Il est possible de rattraper les apprentissages perdus, si nous agissons
La plupart des écoles ont déjà rouvert, mais appliquer les mêmes méthodes pédagogiques qu’avant la pandémie ne suffira pas pour rattraper les pertes enregistrées. Les élèves ont du mal à suivre le rythme de leurs enseignants et des enseignements. Ils risquent de se démobiliser et d’être tellement à la traîne qu’ils pourraient décrocher. Les filles sont particulièrement en danger.
- Les pays doivent maintenir les écoles ouvertes et augmenter le nombre d’heures d’enseignement par semaine. Au Kenya et au Mexique, par exemple, les pouvoirs publics ont rallongé l’année scolaire en raccourcissant les vacances.
- Pour accélérer l’apprentissage, les établissements doivent être soigneusement adaptés au niveau d’acquis des élèves. Un exemple en est le programme Teach at the Right Level mis en œuvre pour la première fois en Inde, qui regroupe les enfants en fonction de leurs besoins pédagogiques plutôt que de leur âge ou de leur niveau d’études.
- Il est capital de mettre l’accent sur l’apprentissage de base. Des programmes scolaires surchargés peuvent considérablement entraver le rattrapage des apprentissages. En se concentrant sur la lecture, l’écriture, le calcul et les compétences sociales, les enseignants et les élèves cibleraient plus efficacement leurs efforts. Des pays comme l’Afrique du Sud et le Chili s’emploient à recentrer leurs programmes sur l’amélioration de l’apprentissage de base.
- Enfin, et c’est le plus important, se remettre de la crise de l’apprentissage doit être une priorité politique absolue, et les financements nécessaires doivent être apportés à cette fin. De nombreux États ont réduit leur budget de l’éducation lorsqu’ils ont fermé les écoles pendant la pandémie de COVID-19. Les pays doivent mettre en place des programmes ciblés pour améliorer les résultats scolaires et les compétences afin d’offrir des possibilités d’emploi aux jeunes. Face à des crises de développement concomitantes, nous savons que les États et les collectivités ont du mal à hiérarchiser des ressources limitées. Mais nous savons aussi que les investissements actuels dans l’éducation déterminent les chances d’un avenir meilleur.

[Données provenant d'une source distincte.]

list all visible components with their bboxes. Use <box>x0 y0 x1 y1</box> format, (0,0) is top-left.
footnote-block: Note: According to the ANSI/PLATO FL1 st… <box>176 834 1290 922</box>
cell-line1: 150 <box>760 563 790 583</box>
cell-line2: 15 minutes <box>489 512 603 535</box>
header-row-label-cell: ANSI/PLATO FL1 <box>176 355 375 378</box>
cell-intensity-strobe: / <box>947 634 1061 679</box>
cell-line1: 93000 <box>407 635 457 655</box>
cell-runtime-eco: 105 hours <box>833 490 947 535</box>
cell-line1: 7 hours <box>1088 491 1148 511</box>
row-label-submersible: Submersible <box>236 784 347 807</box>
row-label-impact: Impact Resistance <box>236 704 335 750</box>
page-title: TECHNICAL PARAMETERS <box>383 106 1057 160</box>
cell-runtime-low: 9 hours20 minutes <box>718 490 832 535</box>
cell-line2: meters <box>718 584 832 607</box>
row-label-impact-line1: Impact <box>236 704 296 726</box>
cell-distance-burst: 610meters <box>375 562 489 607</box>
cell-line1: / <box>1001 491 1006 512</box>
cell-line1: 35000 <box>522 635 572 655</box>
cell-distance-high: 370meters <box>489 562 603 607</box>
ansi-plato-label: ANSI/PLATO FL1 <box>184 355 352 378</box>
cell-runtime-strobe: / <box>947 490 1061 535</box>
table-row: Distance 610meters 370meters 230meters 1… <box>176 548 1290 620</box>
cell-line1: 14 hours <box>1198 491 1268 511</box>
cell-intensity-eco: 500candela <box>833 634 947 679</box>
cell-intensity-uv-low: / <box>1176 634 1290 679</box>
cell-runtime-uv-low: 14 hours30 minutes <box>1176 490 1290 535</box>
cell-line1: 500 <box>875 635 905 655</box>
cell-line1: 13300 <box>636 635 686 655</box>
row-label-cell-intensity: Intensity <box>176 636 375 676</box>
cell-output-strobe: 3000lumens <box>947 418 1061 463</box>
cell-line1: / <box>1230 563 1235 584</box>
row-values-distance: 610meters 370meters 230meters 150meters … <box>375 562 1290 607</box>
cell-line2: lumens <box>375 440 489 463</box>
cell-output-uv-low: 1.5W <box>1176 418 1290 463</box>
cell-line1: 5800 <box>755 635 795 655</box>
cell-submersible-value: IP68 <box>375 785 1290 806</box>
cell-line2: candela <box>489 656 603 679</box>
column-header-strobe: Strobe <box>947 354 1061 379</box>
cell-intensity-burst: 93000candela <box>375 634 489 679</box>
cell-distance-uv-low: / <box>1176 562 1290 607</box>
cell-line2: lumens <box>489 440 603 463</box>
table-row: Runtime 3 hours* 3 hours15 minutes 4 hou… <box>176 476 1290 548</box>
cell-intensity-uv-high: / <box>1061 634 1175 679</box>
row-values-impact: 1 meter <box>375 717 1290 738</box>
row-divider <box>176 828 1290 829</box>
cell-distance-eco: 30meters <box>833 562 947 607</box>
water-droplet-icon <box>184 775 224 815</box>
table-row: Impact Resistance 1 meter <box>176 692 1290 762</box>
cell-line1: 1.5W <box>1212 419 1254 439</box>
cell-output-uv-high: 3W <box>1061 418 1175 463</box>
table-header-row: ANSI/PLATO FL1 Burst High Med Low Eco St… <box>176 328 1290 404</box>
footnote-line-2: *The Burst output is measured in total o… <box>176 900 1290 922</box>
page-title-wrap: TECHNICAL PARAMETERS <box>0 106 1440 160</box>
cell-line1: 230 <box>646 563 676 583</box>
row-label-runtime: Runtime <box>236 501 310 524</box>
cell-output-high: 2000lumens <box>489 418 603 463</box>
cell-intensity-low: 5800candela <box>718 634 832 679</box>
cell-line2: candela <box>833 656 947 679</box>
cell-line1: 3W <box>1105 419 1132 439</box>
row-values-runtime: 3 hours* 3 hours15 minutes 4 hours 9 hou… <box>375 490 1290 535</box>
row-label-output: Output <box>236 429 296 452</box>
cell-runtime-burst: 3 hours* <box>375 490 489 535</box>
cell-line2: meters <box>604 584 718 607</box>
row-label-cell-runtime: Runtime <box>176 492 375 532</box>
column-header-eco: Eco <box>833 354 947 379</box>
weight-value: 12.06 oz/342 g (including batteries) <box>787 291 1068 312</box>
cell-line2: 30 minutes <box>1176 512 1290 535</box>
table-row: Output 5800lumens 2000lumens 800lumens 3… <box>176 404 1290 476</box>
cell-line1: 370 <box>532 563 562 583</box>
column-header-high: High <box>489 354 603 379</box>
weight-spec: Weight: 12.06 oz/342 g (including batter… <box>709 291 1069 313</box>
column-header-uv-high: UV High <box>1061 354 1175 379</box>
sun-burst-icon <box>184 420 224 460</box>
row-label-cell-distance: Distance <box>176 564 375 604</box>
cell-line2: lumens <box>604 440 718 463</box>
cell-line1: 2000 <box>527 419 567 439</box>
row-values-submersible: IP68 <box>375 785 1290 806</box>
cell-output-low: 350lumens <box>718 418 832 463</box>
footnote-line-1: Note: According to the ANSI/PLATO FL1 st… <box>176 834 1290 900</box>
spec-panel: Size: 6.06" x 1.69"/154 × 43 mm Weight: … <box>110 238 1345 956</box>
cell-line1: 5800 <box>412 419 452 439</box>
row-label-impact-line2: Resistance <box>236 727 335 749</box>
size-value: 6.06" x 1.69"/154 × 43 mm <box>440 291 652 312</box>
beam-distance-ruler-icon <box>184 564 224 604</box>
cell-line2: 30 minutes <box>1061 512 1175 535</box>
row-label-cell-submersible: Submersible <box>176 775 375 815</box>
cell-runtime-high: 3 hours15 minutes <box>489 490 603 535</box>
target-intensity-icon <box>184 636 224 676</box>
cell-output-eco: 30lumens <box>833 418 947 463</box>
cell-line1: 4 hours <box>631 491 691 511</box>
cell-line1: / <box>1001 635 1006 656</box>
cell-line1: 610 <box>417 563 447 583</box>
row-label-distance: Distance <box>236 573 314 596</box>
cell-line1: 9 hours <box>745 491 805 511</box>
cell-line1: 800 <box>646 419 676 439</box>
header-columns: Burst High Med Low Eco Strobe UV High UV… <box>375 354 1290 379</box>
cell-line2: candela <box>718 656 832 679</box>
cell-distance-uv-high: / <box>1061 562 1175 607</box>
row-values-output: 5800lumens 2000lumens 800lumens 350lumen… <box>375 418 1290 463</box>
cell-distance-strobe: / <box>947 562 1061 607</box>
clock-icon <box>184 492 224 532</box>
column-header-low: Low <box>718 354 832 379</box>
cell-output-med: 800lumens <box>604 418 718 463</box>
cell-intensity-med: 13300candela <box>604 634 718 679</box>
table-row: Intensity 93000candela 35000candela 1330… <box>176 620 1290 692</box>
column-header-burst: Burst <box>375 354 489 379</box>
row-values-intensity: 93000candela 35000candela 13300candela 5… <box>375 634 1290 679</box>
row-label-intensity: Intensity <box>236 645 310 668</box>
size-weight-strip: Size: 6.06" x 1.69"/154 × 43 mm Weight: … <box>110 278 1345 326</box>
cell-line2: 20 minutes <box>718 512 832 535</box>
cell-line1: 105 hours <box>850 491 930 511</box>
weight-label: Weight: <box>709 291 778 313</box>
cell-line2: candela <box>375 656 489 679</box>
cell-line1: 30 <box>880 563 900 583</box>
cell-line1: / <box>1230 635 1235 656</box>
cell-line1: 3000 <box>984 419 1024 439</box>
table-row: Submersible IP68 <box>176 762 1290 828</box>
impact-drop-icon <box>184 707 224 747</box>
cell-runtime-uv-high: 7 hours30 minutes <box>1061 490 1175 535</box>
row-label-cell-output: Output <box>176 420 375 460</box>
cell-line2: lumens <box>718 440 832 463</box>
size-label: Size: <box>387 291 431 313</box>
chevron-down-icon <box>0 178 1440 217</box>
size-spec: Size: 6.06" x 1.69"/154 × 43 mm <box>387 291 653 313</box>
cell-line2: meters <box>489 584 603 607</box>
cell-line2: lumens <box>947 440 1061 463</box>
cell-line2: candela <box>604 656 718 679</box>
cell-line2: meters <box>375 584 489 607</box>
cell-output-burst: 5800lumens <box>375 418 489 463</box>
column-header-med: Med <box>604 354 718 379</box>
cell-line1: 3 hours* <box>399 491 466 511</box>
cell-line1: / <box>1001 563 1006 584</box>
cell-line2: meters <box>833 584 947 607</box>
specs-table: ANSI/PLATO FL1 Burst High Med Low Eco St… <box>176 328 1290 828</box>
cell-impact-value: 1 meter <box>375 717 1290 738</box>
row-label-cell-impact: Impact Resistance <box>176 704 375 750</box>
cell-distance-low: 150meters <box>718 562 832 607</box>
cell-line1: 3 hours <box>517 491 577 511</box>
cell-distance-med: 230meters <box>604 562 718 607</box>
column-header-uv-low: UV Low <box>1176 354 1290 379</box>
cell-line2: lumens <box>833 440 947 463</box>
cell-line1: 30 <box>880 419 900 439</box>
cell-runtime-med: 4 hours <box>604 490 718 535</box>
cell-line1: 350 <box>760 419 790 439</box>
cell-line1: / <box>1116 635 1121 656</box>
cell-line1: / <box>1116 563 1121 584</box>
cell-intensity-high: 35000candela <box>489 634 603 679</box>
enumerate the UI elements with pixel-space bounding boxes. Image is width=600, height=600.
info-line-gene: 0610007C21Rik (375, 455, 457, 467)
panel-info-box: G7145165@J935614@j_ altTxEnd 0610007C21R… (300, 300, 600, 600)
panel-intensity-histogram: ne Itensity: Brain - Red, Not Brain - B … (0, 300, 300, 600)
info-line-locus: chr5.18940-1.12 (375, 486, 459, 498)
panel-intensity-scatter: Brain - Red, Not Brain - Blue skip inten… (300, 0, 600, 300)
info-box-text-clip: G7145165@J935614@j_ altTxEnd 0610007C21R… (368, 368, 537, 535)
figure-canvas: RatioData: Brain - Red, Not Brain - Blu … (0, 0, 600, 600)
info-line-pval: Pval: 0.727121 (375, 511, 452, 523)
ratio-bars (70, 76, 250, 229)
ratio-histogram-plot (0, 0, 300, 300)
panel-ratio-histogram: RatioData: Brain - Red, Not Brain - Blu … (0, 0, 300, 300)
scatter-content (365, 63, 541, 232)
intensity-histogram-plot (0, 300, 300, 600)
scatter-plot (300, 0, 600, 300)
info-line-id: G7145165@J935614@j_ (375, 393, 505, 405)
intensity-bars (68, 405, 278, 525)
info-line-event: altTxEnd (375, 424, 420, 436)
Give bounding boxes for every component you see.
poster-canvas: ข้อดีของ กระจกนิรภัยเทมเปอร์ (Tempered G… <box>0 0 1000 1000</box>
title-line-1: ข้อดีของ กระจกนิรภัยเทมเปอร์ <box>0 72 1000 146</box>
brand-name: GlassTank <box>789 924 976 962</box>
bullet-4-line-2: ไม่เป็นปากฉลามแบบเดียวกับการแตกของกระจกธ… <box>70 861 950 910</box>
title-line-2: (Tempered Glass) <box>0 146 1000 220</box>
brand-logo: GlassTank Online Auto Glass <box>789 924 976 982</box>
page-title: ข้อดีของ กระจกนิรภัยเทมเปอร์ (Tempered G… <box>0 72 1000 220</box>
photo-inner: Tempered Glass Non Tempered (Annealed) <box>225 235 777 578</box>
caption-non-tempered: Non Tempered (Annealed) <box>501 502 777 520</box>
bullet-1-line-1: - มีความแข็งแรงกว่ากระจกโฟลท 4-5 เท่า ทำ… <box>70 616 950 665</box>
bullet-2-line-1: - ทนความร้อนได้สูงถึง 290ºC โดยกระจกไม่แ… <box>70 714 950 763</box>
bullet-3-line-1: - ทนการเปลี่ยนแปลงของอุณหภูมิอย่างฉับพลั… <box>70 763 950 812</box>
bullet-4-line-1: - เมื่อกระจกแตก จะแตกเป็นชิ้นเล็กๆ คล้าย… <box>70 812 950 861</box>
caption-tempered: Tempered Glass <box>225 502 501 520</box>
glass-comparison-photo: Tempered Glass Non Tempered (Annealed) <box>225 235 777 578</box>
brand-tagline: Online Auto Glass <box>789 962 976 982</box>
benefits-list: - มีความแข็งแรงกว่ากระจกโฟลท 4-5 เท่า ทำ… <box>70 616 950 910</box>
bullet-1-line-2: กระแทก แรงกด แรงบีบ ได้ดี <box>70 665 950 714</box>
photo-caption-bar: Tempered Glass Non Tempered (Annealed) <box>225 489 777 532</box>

En collaboration avec l’UNICEF, l’UNESCO, l’Agence des États-Unis pour le développement international, la Fondation Bill & Melinda Gates, la Sierra Leone, le Royaume-Uni et d’autres acteurs, nous appelons de toute urgence à agir en faveur de l’apprentissage de base. Par cette initiative commune, les pays s’engagent à investir les ressources financières et humaines nécessaires pour atteindre leurs objectifs nationaux en matière d’apprentissage, tandis que les institutions internationales s’engagent à aider activement les gouvernements à réduire de moitié la pauvreté des apprentissages dans le monde.
Si elle n’est pas résolue, la crise de l’apprentissage pourrait être à l’origine du pire choc de l’histoire récente subi par le capital humain. Mais nous pouvons limiter les dégâts. Les familles, les éducateurs, les pouvoirs publics, les donateurs, la société civile et le secteur privé doivent œuvrer ensemble pour soutenir les élèves, les enseignants et les écoles.
Les enjeux sont extrêmement importants. Si nous agissons avec détermination, nous pourrons rattraper les apprentissages perdus et permettre à une génération d’enfants et de jeunes d’acquérir les compétences fondamentales dont ils ont besoin pour se construire un avenir prospère.